In today’s New York Times, well-known anti-fearmonger and Harvard scholar Dave Ropeik exposes the feet of clay behind the scares surrounding radiation exposure. In his op-ed, “Fear vs. Radiation: The Mismatch,” he points out how infrequent the health effects of the Fukushima disaster of March 2011 were — at least from the radioactivity so feared by all. On the other hand, he asserts that the exaggerated reaction to possible exposure did indeed wreak havoc on the residents nearby. He makes an analogy to the effects of the Chernobyl blast in 1986:
But nuclear accidents have provided strong evidence that those fears have dramatic health consequences of their own. The World Health Organization’s 20-year review of the Chernobyl disaster found that its psychological impacts did more health damage than radiation exposure did, and a principal cause of the population’s debilitating stress was “an exaggerated sense of the dangers to health of exposure to radiation.”

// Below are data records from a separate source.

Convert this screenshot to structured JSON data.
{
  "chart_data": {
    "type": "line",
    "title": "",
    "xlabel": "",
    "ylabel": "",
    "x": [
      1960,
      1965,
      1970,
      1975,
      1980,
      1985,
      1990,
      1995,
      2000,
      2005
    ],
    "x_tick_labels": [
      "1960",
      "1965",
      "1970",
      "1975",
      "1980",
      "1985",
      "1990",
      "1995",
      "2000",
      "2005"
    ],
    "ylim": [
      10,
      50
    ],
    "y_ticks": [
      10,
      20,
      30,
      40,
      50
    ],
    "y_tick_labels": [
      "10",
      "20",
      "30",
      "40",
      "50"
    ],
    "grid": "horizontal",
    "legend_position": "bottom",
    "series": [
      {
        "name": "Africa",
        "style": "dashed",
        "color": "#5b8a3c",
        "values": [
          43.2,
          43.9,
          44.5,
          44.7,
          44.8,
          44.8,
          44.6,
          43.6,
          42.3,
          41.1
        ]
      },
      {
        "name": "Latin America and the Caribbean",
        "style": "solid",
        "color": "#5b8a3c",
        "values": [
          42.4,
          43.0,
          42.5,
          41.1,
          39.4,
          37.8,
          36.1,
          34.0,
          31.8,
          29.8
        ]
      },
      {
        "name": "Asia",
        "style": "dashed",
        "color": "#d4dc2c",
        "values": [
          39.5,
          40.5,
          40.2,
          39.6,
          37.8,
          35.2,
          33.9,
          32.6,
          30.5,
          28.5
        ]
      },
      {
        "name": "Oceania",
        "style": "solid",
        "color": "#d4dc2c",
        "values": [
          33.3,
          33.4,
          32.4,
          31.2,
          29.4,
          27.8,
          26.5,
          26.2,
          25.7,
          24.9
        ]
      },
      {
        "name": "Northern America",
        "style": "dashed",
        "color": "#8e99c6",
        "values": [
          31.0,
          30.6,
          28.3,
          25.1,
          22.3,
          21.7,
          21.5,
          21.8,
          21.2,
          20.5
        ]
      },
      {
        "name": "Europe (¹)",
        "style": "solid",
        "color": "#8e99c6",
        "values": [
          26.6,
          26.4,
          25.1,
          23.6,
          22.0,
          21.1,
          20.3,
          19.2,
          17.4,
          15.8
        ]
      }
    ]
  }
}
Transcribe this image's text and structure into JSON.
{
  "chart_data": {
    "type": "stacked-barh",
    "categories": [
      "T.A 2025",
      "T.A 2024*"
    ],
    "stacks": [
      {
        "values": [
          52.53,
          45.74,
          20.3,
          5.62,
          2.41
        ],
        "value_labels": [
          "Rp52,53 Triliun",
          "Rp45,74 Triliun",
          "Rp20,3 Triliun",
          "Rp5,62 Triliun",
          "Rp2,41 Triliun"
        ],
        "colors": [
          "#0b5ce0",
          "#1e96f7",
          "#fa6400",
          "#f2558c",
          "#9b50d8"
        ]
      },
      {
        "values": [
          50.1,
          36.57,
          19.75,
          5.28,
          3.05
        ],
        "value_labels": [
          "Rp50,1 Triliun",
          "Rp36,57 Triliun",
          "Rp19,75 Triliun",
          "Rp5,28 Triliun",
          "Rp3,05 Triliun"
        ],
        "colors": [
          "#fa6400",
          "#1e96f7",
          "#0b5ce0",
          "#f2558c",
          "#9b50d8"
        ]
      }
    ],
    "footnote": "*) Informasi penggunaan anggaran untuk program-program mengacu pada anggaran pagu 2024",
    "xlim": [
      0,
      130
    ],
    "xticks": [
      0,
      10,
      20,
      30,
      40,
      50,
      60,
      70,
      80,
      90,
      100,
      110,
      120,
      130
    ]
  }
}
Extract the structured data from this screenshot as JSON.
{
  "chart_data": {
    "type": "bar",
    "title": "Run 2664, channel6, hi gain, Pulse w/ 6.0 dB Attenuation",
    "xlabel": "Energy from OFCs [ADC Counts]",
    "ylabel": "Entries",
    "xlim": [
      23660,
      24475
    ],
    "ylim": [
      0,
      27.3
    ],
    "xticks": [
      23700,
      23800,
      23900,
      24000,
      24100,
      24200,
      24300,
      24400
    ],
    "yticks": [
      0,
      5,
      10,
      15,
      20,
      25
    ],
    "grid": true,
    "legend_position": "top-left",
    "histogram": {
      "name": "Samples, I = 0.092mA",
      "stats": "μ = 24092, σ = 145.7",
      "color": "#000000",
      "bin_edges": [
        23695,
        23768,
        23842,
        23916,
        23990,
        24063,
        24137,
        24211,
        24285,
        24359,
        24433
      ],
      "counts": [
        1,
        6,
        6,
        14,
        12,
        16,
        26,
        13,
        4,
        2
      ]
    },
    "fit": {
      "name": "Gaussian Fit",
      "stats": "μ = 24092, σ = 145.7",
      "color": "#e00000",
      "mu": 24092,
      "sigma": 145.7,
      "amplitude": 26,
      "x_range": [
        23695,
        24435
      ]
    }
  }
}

Sadly, the lessons that should have been learned from that episode were not applied in Japan, to the detriment of those living in the region:
Epidemiologists are already seeing the same things in Fukushima, where radiation exposures were far lower than at Chernobyl. Radiation biologists say the increased cancer risk from Fukushima will be so low it won’t change general cancer rates for that area, orJapan generally. (The World Health Organization predicts minor increases in rates of some cancers, for some ages and genders, in small pockets of more highly contaminated areas near the plant.)
Nonetheless, thousands of people are refusing to return to their homes and businesses in evacuated areas, even where dose levels have fallen low enough to declare those areas safe. Levels of stress, anxiety and depression are significantly elevated. One survey found that stress among children in the Fukushima area is double the level of other children in Japan.
In fact, the officials in the Fukushima region over-reacted so intensely that outdoor activities were curtailed, and the sequelae among schoolchildren include the highest rates of obesity in Japan. ACSH covered similar territory in June of this year: “Japanese nuclear ‘disaster’ update: None sick, none dead.” And ACSH’s Dr. Josh Bloom took on one of the most outrageous fear-mongering proponents in this Forbes.com essay: “Garbage In, Anti-Nuclear Propaganda Out: The 14,000 Death Fukushima Lie.”
ACSH’s Dr. Gilbert Ross adds, “The official policy on radiation exposure is the standard, hyper-precautionary ‘there’s no safe level of exposure.’ That’s false, obviously, as we explained in our publication, ‘Nuclear energy and health,’ a few years ago. In fact, there is some evidence that low-level exposure to ionizing radiation may confer health benefits. The same panic occurred after the 1979 Three-Mile Island accident, which released exactly zero radiation and thus harmed no one. So we in public health owe a debt to Dave Ropeik for his solid, science-based work.”